Robert Otterson, 50, of South Philadelphia, was also ordered by Common Pleas Court Judge Jeffrey Minehart to pay restitution of $120,000 to the city for his role in the scam.

Otterson, who had served as a Fleet Management team leader at the city's auto-body shop at 11th and Reed Streets in South Philly, helped reputed mob associate Ronald Galati Sr., and Galati's son, Ronald Jr., fraudulently obtain a city contract in 2010 to repair city vehicles even though the Galatis' auto-body shop did not have a required welder.

As a Fleet Management leader, Otterson approved 178 invoices from the Galatis' South Philly shop for city-vehicle repairs that contained 13,442 hours of unperformed labor, which resulted in unwarranted payments of $403,081.

He and the Galatis were among 40 people indicted by a city grand jury in 2014 on charges they participated in a widespread fraud scheme spearheaded by Galati Sr., mostly relating to insurance fraud.

In March, Galati, his son and Otterson were further charged with fleecing $400,000 from the city.

On Sept. 15, Otterson pleaded guilty to bid-rigging, theft and conspiracy.

He also pleaded guilty in a separate case to theft and conspiracy charges for stealing car parts, police strobe lights and Porta-Potties from the city's inventory at 11th and Reed and selling some of the items on Craigslist for his personal benefit.

While searching Otterson's residential property in April 2014, investigators found receipts for purchases made by Otterson, including for a $2,000 watch, new carpets worth $700, new windows worth about $8,000 and a $9,000 Harley-Davidson motorcycle.

Otterson was fired from his city job in 2014.

Most of the 40 defendants in the insurance-fraud scheme pleaded guilty. Assistant District Attorney Dawn Holtz said Otterson's cooperation was essential to getting the other pleas. But she also noted he stole from a city in dire need of money. "He did it purely for greed," she said after the hearing.

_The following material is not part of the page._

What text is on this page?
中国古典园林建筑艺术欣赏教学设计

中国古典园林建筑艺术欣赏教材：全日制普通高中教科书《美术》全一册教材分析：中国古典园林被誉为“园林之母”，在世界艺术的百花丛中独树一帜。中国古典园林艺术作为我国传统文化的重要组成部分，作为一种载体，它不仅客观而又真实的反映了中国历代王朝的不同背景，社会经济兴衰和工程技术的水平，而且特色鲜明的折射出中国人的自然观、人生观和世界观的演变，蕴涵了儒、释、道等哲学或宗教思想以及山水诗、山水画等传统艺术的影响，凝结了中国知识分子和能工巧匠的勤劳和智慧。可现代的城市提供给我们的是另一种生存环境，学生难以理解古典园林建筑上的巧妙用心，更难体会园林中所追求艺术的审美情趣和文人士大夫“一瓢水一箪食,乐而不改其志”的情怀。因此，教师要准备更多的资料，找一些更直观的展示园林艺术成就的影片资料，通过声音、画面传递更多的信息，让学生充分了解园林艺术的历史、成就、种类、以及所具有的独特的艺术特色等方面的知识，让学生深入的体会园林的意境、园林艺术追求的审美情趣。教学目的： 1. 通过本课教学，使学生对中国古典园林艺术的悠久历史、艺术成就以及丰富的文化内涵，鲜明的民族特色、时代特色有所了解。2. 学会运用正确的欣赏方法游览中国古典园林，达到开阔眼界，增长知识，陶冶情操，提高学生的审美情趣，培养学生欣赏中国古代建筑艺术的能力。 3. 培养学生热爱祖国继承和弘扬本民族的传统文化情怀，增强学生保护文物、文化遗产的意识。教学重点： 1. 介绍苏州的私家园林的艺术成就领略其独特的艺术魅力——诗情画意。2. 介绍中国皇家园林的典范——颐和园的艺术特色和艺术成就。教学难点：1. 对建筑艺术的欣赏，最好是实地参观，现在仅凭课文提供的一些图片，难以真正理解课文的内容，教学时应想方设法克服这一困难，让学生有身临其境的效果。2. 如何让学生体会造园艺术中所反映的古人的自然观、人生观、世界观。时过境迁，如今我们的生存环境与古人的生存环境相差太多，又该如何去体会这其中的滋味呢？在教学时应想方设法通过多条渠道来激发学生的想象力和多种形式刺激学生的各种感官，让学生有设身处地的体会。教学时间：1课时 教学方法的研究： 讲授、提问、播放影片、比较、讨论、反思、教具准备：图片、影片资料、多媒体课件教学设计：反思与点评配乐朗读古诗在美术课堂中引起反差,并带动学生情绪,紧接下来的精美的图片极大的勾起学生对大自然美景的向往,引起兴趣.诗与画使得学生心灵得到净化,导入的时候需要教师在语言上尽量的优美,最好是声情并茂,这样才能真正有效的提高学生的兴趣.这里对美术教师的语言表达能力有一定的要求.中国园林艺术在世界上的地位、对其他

The judge also ordered Otterson to serve 24 years' probation after his house arrest. Defense attorney Perry de Marco Sr. said the probation would end once Otterson finishes paying his restitution.

"I'm extremely happy with the way this case was resolved and I really do think that Bobby Otterson is a good man in all other respects," de Marco said.

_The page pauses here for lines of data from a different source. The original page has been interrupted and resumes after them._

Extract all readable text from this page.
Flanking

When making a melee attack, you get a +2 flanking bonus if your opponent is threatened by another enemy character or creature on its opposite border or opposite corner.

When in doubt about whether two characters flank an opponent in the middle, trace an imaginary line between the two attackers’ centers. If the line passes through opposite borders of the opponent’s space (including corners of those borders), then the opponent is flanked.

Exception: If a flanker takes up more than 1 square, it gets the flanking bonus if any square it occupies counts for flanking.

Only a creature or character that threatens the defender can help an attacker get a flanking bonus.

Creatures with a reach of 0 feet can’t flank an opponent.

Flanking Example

Otterson apologized to the city, the judge and his family.

The Galatis were sentenced Dec. 9 by a different judge. Galati Sr. on Sept. 7 pleaded no contest to charges of corrupt organization, theft and related offenses in the insurance-fraud case and to two counts of attempted murder in which he tried to have a friend, Joseph Rao Sr., and the friend's son, Joseph Jr., killed in October 2013. The shootings never happened.

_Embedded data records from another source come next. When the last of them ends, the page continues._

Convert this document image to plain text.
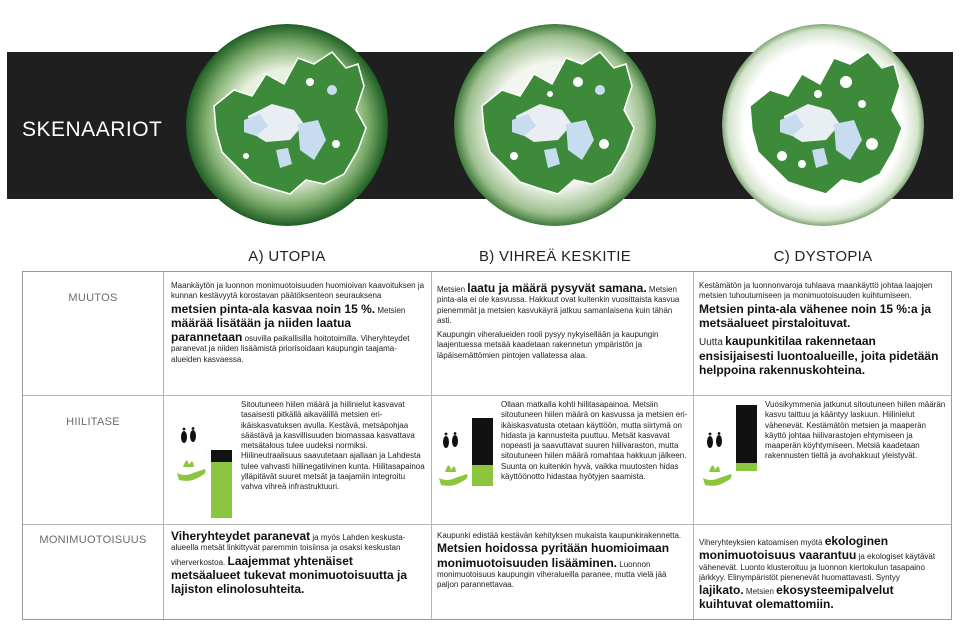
SKENAARIOT
A) UTOPIA	B) VIHREÄ KESKITIE	C) DYSTOPIA
MUUTOS
HIILITASE
MONIMUOTOISUUS
Maankäytön ja luonnon monimuotoisuuden huomioivan kaavoituksen ja kunnan kestävyytä korostavan päätöksenteon seurauksena metsien pinta-ala kasvaa noin 15 %. Metsien määrää lisätään ja niiden laatua parannetaan osuvilla paikallisilla hoitotoimilla. Viheryhteydet paranevat ja niiden lisäämistä priorisoidaan kaupungin taajama-alueiden kasvaessa.

Metsien laatu ja määrä pysyvät samana. Metsien pinta-ala ei ole kasvussa. Hakkuut ovat kuitenkin vuosittaista kasvua pienemmät ja metsien kasvukäyrä jatkuu samanlaisena kuin tähän asti.

Kaupungin viheralueiden rooli pysyy nykyisellään ja kaupungin laajentuessa metsää kaadetaan rakennetun ympäristön ja läpäisemättömien pintojen vallatessa alaa.

Kestämätön ja luonnonvaroja tuhlaava maankäyttö johtaa laajojen metsien tuhoutumiseen ja monimuotoisuuden kuihtumiseen. Metsien pinta-ala vähenee noin 15 %:a ja metsäalueet pirstaloituvat.

Uutta kaupunkitilaa rakennetaan ensisijaisesti luontoalueille, joita pidetään helppoina rakennuskohteina.

Sitoutuneen hiilen määrä ja hiilinielut kasvavat tasaisesti pitkällä aikavälillä metsien eri-ikäiskasvatuksen avulla. Kestävä, metsäpohjaa säästävä ja kasvillisuuden biomassaa kasvattava metsätalous tulee uudeksi normiksi. Hiilineutraalisuus saavutetaan ajallaan ja Lahdesta tulee vahvasti hiilinegatiivinen kunta. Hiilitasapainoa ylläpitävät suuret metsät ja taajamiin integroitu vahva vihreä infrastruktuuri.
Ollaan matkalla kohti hiilitasapainoa. Metsiin sitoutuneen hiilen määrä on kasvussa ja metsien eri-ikäiskasvatusta otetaan käyttöön, mutta siirtymä on hidasta ja kannusteita puuttuu. Metsät kasvavat nopeasti ja saavuttavat suuren hiilivaraston, mutta sitoutuneen hiilen määrä romahtaa hakkuun jälkeen. Suunta on kuitenkin hyvä, vaikka muutosten hidas käyttöönotto hidastaa hyötyjen saamista.
Vuosikymmenia jatkunut sitoutuneen hiilen määrän kasvu taittuu ja kääntyy laskuun. Hiilinielut vähenevät. Kestämätön metsien ja maaperän käyttö johtaa hiilivarastojen ehtymiseen ja maaperän köyhtymiseen. Metsiä kaadetaan rakennusten tieltä ja avohakkuut yleistyvät.
Viheryhteydet paranevat ja myös Lahden keskusta-alueella metsät linkittyvät paremmin toisiinsa ja osaksi keskustan viherverkostoa. Laajemmat yhtenäiset metsäalueet tukevat monimuotoisuutta ja lajiston elinolosuhteita.
Kaupunki edistää kestävän kehityksen mukaista kaupunkirakennetta. Metsien hoidossa pyritään huomioimaan monimuotoisuuden lisääminen. Luonnon monimuotoisuus kaupungin viheralueilla paranee, mutta vielä jää paljon parannettavaa.
Viheryhteyksien katoamisen myötä ekologinen monimuotoisuus vaarantuu ja ekologiset käytävät vähenevät. Luonto klusteroituu ja luonnon kiertokulun tasapaino järkkyy. Elinympäristöt pienenevät huomattavasti. Syntyy lajikato. Metsien ekosysteemipalvelut kuihtuvat olemattomiin.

He was sentenced to 14 years, eight months to 29 years and four months behind bars. Prosecutors agreed that his sentence would be concurrent to a 22-year federal sentence he received in New Jersey in a separate murder-for-hire case in which Galati had tried to have his daughter Tiffany's then-boyfriend, Andrew Tuono, killed on Nov. 30, 2013, in Atlantic City. Tuono, shot three times, survived.

Galati Jr. was sentenced to nine to 23 months of house arrest with 10 years of concurrent probation for his role in the insurance-fraud scheme.